Polskie porty lotnicze obsłużyły w 2017 roku prawie 40 milionów pasażerów, co stanowi około 18-procentowy wzrost wobec 2016 roku - poinformował Urząd Lotnictwa Cywilnego. Liderem było warszawskie Lotnisko Chopina z ponad 15 milionami pasażerów, a wśród portów regionalnych lotnisko Kraków-Balice z 5,8 miliona osób. Jak przekonuje Urząd Lotnictwa Cywilnego, polski rynek po raz kolejny uzyskał lepsze wyniki od rynków europejskich i światowych.

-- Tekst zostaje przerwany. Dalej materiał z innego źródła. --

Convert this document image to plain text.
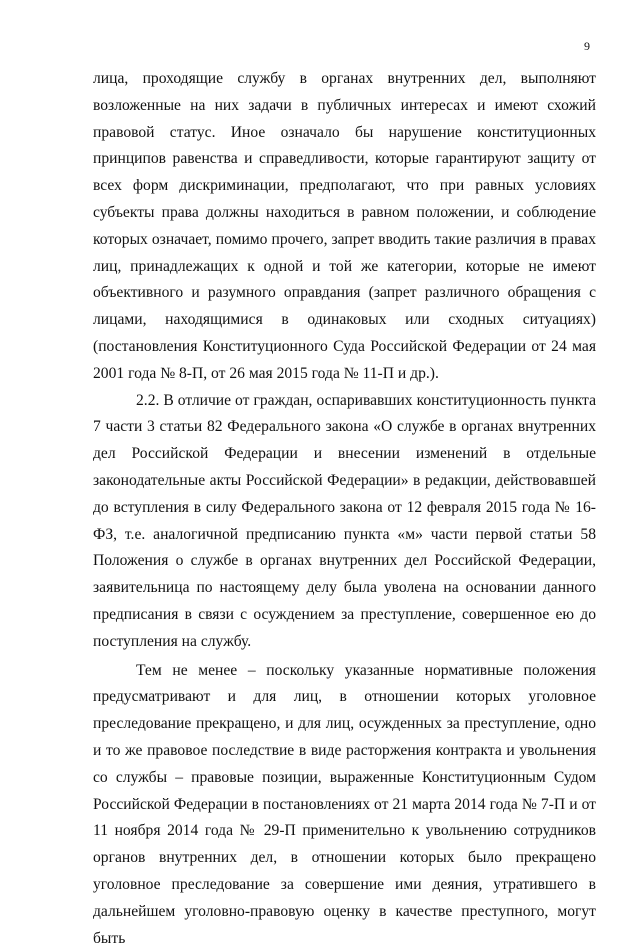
9

лица, проходящие службу в органах внутренних дел, выполняют возложенные на них задачи в публичных интересах и имеют схожий правовой статус. Иное означало бы нарушение конституционных принципов равенства и справедливости, которые гарантируют защиту от всех форм дискриминации, предполагают, что при равных условиях субъекты права должны находиться в равном положении, и соблюдение которых означает, помимо прочего, запрет вводить такие различия в правах лиц, принадлежащих к одной и той же категории, которые не имеют объективного и разумного оправдания (запрет различного обращения с лицами, находящимися в одинаковых или сходных ситуациях) (постановления Конституционного Суда Российской Федерации от 24 мая 2001 года № 8-П, от 26 мая 2015 года № 11-П и др.).

2.2. В отличие от граждан, оспаривавших конституционность пункта 7 части 3 статьи 82 Федерального закона «О службе в органах внутренних дел Российской Федерации и внесении изменений в отдельные законодательные акты Российской Федерации» в редакции, действовавшей до вступления в силу Федерального закона от 12 февраля 2015 года № 16-ФЗ, т.е. аналогичной предписанию пункта «м» части первой статьи 58 Положения о службе в органах внутренних дел Российской Федерации, заявительница по настоящему делу была уволена на основании данного предписания в связи с осуждением за преступление, совершенное ею до поступления на службу.

Тем не менее – поскольку указанные нормативные положения предусматривают и для лиц, в отношении которых уголовное преследование прекращено, и для лиц, осужденных за преступление, одно и то же правовое последствие в виде расторжения контракта и увольнения со службы – правовые позиции, выраженные Конституционным Судом Российской Федерации в постановлениях от 21 марта 2014 года № 7-П и от 11 ноября 2014 года № 29-П применительно к увольнению сотрудников органов внутренних дел, в отношении которых было прекращено уголовное преследование за совершение ими деяния, утратившего в дальнейшем уголовно-правовую оценку в качестве преступного, могут быть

Lotnisko Chopina w ubiegłym roku było liderem pod względem liczby obsłużonych pasażerów w ruchu krajowym i międzynarodowym - zarówno jeśli chodzi o ruch regularny, jak i czarterowy. Warszawski port obsłużył ponad 15,7 mln pasażerów - to wzrost o 22,9 proc. wobec 2016 roku.
Tylko dwa lotniska ze stratą
Wśród portów regionalnych ponownie liderem było lotnisko Kraków-Balice - ponad 5,8 mln pasażerów w ub.r., co oznacza, że ruch w tym porcie w 2017 r. wzrósł o ponad 854 tys. pasażerów (o 17,2 proc.). Na kolejnym miejscu znalazł się port w Gdańsku im. Lecha Wałęsy - ok. 4,6 mln podróżnych (+615 tys. pasażerów i 15,4-proc. wzrost), a na następnym miejscu uplasował się port Katowice-Pyrzowice - ok. 3,8 mln pasażerów, (675 tys. podróżnych więcej, czyli 21,1-proc. wzrost).
Najmniej podróżnych obsłużyło lotnisko w Radomiu - 9 903 osoby. To właśnie ten port ma stać się lotniskiem uzupełniającym dla Lotniska Chopina, które wyczerpuje powoli swoją przepustowość. Dla porównania lotnisko w Modlinie miało ponad 2,9 mln pasażerów (wzrost o o 2,5 proc.).
Spadki pod względem obsłużonych podróżnych odnotowały dwa lotniska: w Bydgoszczy (minus 1,2 proc.) oraz w Łodzi (minus 14 proc.).
Gdzie latamy?
Najpopularniejszymi kierunkami w ruchu regularnym w 2017 roku były Wielka Brytania i Niemcy. "Od lat oba kierunki są najchętniej odwiedzane przez Polaków. Największe wzrosty liczby pasażerów odnotowano na kierunkach do Wielkiej Brytanii, Włoch, Hiszpanii i Ukrainy. Dobre wyniki uzyskano dzięki przewoźnikom niskokosztowym. Wyjątek stanowiły przewozy na Ukrainę, gdzie do wzrostu przyczynił się w największym stopniu PLL LOT" - napisał ULC.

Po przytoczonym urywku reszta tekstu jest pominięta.